第11話新人の精神障害者

だんだんと、仕事にも、周りの人間にも慣れてきた。

私は私から話しかけて、待つだけはしないことにする、を徹底していた結果かどうかは分かりませんが、周りとも上手く、やっていた。

と、私の中では思っていた。

社内クーデターというか、よく、揉め事があり、人間の入れ替わりが激しかった、だが、私は私のリハビリだ、と、割りきろうとしていた。

がしかし、障害者雇用+時短勤務による、給与の低さと、どことなく、ギスギスした社内の雰囲気に、いつしか、私も、社内で出来た友人と、悪口大会をしていた。


今考えてみると、決して気持ちは軽くならず、むしろ、帰宅してからも、家族には愚痴を言えず、食べては吐く、摂食障害が、悪化していた。

お金を貯める予定が、スルスルと、何に使ったか忘れたくらいに、無くしていた。


現在私は、実家から離れて暮らしている、だが、知人宅に住まわせて、と言おうか、歯切れが悪い、離れたから、食べて吐き出すも、ビックリするほどにおさまり、こうして、執筆に至っている。

まぁ、この住まいについても、ひと悶着ありまして、違った意味で体調不良が続くようになった。会社を辞めるに当たって、会社と少し 揉めたのと、お付き合いしている人との煮え切らない関係と、一旦終結させたから、疲れが吹き出した、のかも知れない。


思えば、社会人になってから、ずっと、トラブル続き、トラブルも、私が招いたのだが、何で?何で?と、当たりどころのない、怒りに満ちていた。


話を戻すが、私が経理部を辞める3か月前に、同じ部署に精神障害者、が、入社してきた。どんな障害で何に配慮したらいいか全く知らされていない、ままだった。

私が担当している業務の一つを引き継がせる、ということで、私が彼のトレーナーのようにさせられた。と、私は感じていた。


障害者同士分かるだろ?は、止めてくださいね、個人差ありますし、と、直属の課長には、話をしたにも関わらず、やはり、ひとくくりだった。

その新人は、うつ、には見えなかった。話をすると確信に変わった。

話を額面通りに受けて、その、一つ指示しか、出来なかった。

同時に言われたらパニックになります、不安になります、だから、落ち着かせるために喫煙しに行きますと、こうだった、行動を言葉に起こすと。


喫煙は一時間に4回、15分に一度だった。直属の課長は、これは、癖みたいなものだから好きにしなさいと、そう、新人に話したと、新人が私に言った。

入社したばかりで、度重なる喫煙は、何様だ?だったのと、丸一日、一週間、新人にかかりきりだった私は、爆発しそうだった。

というか、課長に、爆発したのですが。


「新人さん、一体なんの障害者なのですか?対処とかどうなのですか?私だけでは抱えきれません」

「あ、なら、あいつには、違うことさせるから。」

答えはこれだった。課長が採用面談したにも関わらず、しかも、課長には、新人は

「僕の取り扱い説明書」が、渡されていたという、これは、新人が、私に話した。

そんなの、知らないし、私のほうが、パニックになった。

なんでも、取り扱い説明書は、就労支援センターの職員の指導だったと。これを出しなさいと言われたからだと。

私にもあげたら良かったですかね?なんて、新人は言ったが、なんだか、ため息だった。

喫煙したいのは、私だよ❗️だった。


入社前に障害者就労支援センターに、通っていたと。これは、課長が差し出した新人の履歴書に、書かれていた。障害の等級から、志望理由まで。

課長は、面談したなかで、一番やる気ありそうだったし、何かしてみたいって言うから採用したと。

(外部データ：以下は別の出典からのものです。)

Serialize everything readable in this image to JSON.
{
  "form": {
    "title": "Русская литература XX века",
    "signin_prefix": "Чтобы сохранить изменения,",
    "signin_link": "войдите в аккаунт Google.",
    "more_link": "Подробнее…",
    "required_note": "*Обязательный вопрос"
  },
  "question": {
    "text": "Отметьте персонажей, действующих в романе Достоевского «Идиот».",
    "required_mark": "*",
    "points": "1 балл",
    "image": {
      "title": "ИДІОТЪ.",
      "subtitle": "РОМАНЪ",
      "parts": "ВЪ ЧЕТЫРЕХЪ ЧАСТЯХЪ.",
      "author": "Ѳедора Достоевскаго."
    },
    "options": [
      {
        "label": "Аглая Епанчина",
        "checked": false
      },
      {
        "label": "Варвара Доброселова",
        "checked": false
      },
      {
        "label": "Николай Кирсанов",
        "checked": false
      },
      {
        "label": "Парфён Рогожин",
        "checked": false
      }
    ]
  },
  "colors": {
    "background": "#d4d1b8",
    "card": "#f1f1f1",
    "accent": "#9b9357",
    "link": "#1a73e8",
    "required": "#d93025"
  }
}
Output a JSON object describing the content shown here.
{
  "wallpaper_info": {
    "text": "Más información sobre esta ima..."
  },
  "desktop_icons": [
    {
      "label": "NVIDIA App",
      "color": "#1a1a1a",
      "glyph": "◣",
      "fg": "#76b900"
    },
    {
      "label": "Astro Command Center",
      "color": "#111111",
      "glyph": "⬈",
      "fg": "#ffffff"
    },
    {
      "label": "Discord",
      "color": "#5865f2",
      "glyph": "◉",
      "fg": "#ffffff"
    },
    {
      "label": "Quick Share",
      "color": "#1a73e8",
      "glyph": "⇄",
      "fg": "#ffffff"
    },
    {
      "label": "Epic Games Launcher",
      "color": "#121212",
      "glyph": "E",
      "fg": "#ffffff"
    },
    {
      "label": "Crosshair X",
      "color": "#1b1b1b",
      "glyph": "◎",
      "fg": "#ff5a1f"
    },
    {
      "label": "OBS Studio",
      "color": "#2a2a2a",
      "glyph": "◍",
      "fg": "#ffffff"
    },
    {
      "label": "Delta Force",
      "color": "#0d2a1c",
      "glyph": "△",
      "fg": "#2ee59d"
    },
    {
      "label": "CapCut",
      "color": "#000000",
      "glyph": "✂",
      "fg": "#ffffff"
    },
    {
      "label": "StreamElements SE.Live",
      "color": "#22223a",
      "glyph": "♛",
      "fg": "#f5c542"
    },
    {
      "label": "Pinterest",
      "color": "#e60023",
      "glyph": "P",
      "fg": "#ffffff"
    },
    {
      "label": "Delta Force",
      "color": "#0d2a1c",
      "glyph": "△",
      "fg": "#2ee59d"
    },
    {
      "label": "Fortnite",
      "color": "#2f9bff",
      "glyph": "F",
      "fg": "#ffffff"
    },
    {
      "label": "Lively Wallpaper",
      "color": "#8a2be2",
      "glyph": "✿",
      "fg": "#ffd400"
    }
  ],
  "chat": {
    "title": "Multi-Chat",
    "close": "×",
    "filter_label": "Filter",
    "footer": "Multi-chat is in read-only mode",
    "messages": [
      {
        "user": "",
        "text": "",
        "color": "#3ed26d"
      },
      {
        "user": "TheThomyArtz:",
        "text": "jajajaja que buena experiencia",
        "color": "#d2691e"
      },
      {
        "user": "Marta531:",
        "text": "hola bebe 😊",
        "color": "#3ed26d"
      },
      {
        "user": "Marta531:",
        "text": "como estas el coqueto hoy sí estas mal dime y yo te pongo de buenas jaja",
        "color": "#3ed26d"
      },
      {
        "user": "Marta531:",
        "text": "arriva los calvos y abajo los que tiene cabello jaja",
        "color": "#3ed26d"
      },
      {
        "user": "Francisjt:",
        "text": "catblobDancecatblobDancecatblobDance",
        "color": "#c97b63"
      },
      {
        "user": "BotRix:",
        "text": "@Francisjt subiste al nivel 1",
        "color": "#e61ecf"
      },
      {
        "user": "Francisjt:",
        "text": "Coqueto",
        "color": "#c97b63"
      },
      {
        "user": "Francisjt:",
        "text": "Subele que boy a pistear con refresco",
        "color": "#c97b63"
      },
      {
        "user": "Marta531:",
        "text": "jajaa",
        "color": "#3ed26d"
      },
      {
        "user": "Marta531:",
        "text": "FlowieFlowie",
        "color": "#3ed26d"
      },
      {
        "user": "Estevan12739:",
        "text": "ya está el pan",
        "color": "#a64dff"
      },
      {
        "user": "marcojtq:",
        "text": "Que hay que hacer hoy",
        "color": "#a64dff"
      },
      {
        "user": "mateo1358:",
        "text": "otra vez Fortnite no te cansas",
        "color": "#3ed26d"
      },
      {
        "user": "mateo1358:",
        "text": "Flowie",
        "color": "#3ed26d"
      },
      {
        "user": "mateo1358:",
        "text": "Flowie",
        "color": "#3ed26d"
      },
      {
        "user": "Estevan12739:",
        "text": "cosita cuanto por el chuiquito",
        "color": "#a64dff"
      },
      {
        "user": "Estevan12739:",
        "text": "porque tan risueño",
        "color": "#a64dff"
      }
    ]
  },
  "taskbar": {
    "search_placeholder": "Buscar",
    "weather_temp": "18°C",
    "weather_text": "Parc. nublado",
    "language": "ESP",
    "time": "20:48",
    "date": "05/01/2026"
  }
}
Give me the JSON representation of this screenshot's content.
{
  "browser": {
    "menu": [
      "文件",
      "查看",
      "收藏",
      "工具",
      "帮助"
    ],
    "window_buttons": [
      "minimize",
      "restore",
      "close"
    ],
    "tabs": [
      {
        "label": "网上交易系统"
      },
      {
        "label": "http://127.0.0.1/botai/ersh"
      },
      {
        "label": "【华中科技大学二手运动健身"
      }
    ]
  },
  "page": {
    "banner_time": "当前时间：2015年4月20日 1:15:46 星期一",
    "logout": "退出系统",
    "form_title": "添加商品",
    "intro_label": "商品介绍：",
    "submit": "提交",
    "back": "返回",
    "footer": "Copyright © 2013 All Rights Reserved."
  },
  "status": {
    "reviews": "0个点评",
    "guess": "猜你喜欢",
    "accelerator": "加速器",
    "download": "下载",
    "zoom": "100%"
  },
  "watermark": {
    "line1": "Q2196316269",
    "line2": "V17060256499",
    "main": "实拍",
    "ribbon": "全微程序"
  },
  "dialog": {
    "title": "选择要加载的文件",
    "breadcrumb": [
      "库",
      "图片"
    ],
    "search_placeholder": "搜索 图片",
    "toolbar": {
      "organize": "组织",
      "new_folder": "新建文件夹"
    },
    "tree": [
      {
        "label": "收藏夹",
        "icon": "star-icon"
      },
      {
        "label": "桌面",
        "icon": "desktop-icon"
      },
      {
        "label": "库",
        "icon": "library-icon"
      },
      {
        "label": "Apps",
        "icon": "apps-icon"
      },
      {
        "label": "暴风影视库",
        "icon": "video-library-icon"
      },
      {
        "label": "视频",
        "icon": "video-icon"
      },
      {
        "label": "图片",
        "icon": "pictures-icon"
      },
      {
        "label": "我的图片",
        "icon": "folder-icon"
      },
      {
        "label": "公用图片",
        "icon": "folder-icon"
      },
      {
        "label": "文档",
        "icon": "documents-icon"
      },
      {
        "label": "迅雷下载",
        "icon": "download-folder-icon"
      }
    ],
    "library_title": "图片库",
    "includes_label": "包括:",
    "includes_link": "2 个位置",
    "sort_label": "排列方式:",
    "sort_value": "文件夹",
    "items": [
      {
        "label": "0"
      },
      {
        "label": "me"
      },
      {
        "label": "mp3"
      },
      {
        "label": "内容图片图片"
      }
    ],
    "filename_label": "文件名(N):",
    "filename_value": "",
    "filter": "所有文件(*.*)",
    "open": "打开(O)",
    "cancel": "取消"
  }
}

だったら、採用見送れ❗️と、私は腸が煮えくり返った。


だが、何もしてもらわないわけにいかない、だって、私よりはるかに高い給与だし、それより、せっかく縁あって入社したのだから、何か得て帰ってくれたらと、私は新人の特性にあった、マニュアルを、独自に作成して、連絡カード、業務達成カードを、作成し、一緒に行動した。


新人の反応は良かった、が、しかし、後にこの新人の言葉により、私は契約打ち切りとなり、更には、自宅謹慎になった。

新人への適切な指導を怠った、チームワークを乱したという理由だった。

新人の言葉、上司からの言葉、直属の課長からの、引導により、だった。


振り返れば、捨ててくれたことを感謝ですが、あの頃と、辞めてから半年は、怒りと憎しみに溢れている私だった。


え?私は会社にも尽くしてない?なのに、辞めさせる?と、頑張ったちゃんな私は納得が行かなかった。